New on SciRouter

Neuro Lab

Spiking circuit simulation, neural decoding, brain segmentation, and connectome inference — via API. NEURON, Brian2, NEST, graph NNs.

What's inside

Spiking Circuit Simulation

Simulate spiking neural networks with Brian2, NEURON, NEST, or NetPyNE. Up to 10,000 neurons, arbitrary connectivity, 60 seconds of simulated time. Returns spike statistics, firing rates, synchrony, and regime classification.

Neural Decoding

Decode behavioral variables from spike trains. Linear, LSTM, transformer, and Kalman decoders. R², RMSE, correlation metrics included.

Brain MRI Segmentation

Segment brain MRI into 14+ anatomical regions using Harvard-Oxford, AAL, or custom atlases. Voxel counts, volumes, mean intensities per region.

Connectome Inference

Infer connectome structure from neural recordings using graph neural networks, correlation, Granger causality, or transfer entropy. Returns node/edge counts, small-world coefficient, modularity.

FAQ

Why a neuroscience API?

Neuroscience labs typically have zero DevOps capacity. Every grad student wants to run NEURON simulations but can't get GPU access. SciRouter gives them 500 free credits/month and one API call instead.

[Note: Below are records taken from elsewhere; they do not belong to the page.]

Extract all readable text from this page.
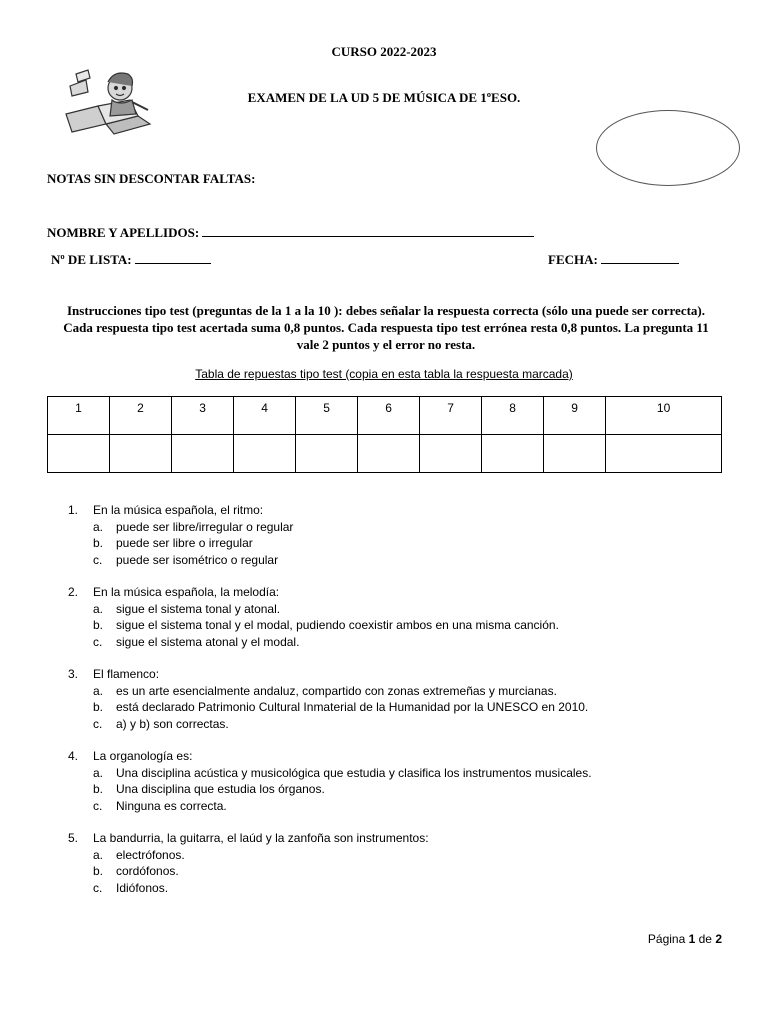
CURSO 2022-2023
EXAMEN DE LA UD 5 DE MÚSICA DE 1ºESO.
NOTAS SIN DESCONTAR FALTAS:
NOMBRE Y APELLIDOS:
Nº DE LISTA:	FECHA:
Instrucciones tipo test (preguntas de la 1 a la 10 ): debes señalar la respuesta correcta (sólo una puede ser correcta). Cada respuesta tipo test acertada suma 0,8 puntos. Cada respuesta tipo test errónea resta 0,8 puntos. La pregunta 11 vale 2 puntos y el error no resta.
Tabla de repuestas tipo test (copia en esta tabla la respuesta marcada)
1	2	3	4	5	6	7	8	9	10

1.	En la música española, el ritmo:
a.	puede ser libre/irregular o regular
b.	puede ser libre o irregular
c.	puede ser isométrico o regular
2.	En la música española, la melodía:
a.	sigue el sistema tonal y atonal.
b.	sigue el sistema tonal y el modal, pudiendo coexistir ambos en una misma canción.
c.	sigue el sistema atonal y el modal.
3.	El flamenco:
a.	es un arte esencialmente andaluz, compartido con zonas extremeñas y murcianas.
b.	está declarado Patrimonio Cultural Inmaterial de la Humanidad por la UNESCO en 2010.
c.	a) y b) son correctas.
4.	La organología es:
a.	Una disciplina acústica y musicológica que estudia y clasifica los instrumentos musicales.
b.	Una disciplina que estudia los órganos.
c.	Ninguna es correcta.
5.	La bandurria, la guitarra, el laúd y la zanfoña son instrumentos:
a.	electrófonos.
b.	cordófonos.
c.	Idiófonos.
Página 1 de 2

Which simulators are supported?

Brian2 (Python-native, spiking), NEURON (gold-standard detailed biophysical), NEST (large-scale), NetPyNE (hybrid). Switch with a single `simulator` parameter.

What's the Allen Brain Atlas connection?

The segment-brain endpoint uses atlases derived from the Allen Brain Atlas. For full single-cell Allen data access, the integration is on the roadmap.

Who uses this?

Computational neuroscience labs (BRAIN Initiative, Human Brain Project), grad students, and emerging neurotech startups. The market is grant-funded — strong match for academic tier.

Can I publish research using this?

Yes. Cite SciRouter + the underlying simulator authors (Brian2, NEURON). All tools are open-source; SciRouter provides the API layer.